Speedfan doesn't work. It reports my temps are 15C. Sad, it was a great program once.

Others too much, then I found Real Temp.

http://www.majorgeeks.com/files/details/real_temp.html

screen1-v1.jpg


The smaller image is the one you generally see. It shows the temp for each core. Underneath is listed Distance to TJ Max. That is the amount of temperature increase which will take the CPU over its rated maximum.
 
What temps were you getting with the old cooler? And what bios changes did you have to make?

I never realised AIO watercooling was so low cost now. This puts it close to the ball park of the Hyper 212 and in a quick search, it does seem to perform a bit better, costing a bit more. Is there any noticeable pump noise?
 
What temps were you getting with the old cooler? And what bios changes did you have to make?

I never realised AIO watercooling was so low cost now. This puts it close to the ball park of the Hyper 212 and in a quick search, it does seem to perform a bit better, costing a bit more. Is there any noticeable pump noise?

Temps with the old cooler were between 25C and 70C. I used a general systems information tool to check them and wasn't consistent, so those are the ones I remember.

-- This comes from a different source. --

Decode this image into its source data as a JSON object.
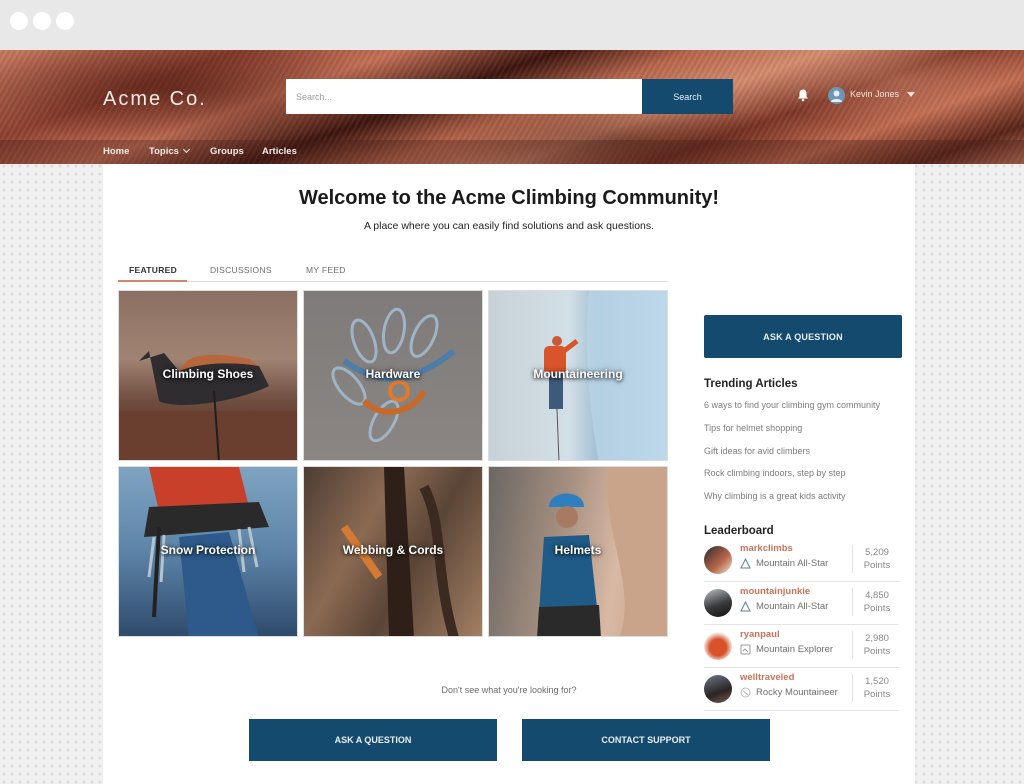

Temps with the water cooler are between 30C and 60C. As I said, I now use a constant monitor. My biggest worry frankly is if the pump fails. It probably won't, but I did have a water cooler before which did fail. I'm still smarting a bit over that. It was an NZXT. cost almost £100. It liked to connect to its base over the net which was a bit like running a machine with a ton of spyware. Fortunately I got a refund.

My BIOS has a number of presets designed for different cooling. The old preset was for the stack. But more, I had played about with the fan settings for the stack. There are also some settings to set different priorities, thresholds and stepping levels which I'd adjusted to reduce some of sudden, brief fan changes, such as when a temp spike occurs. I'll go back in something and re-do those.

The pump noise is surprisingly, about the same as the existing fans, which is really pleasing. That was somehting to think about naturally.

I should add that I opted from water cooling because I wanted the fast cooling response that it gives. This cooler certainly seems to do the job. As you say, not a bad price either.
 
The way I look at it, I tend to get a Hyper 212 air cooler as a compromise between cooling performance and cost, with a typical price under £30. So £40 isn't that much more. I'm quite tempted to get one to play with especially if I can hack it onto a video card...

For my main system I went with the Corsair HX110i GT which is £100 ball park, and has been fine so far. I'm not too worried about the pump failing as long as the CPU isn't massively overclocked. The CPUs will throttle back in overheat condition.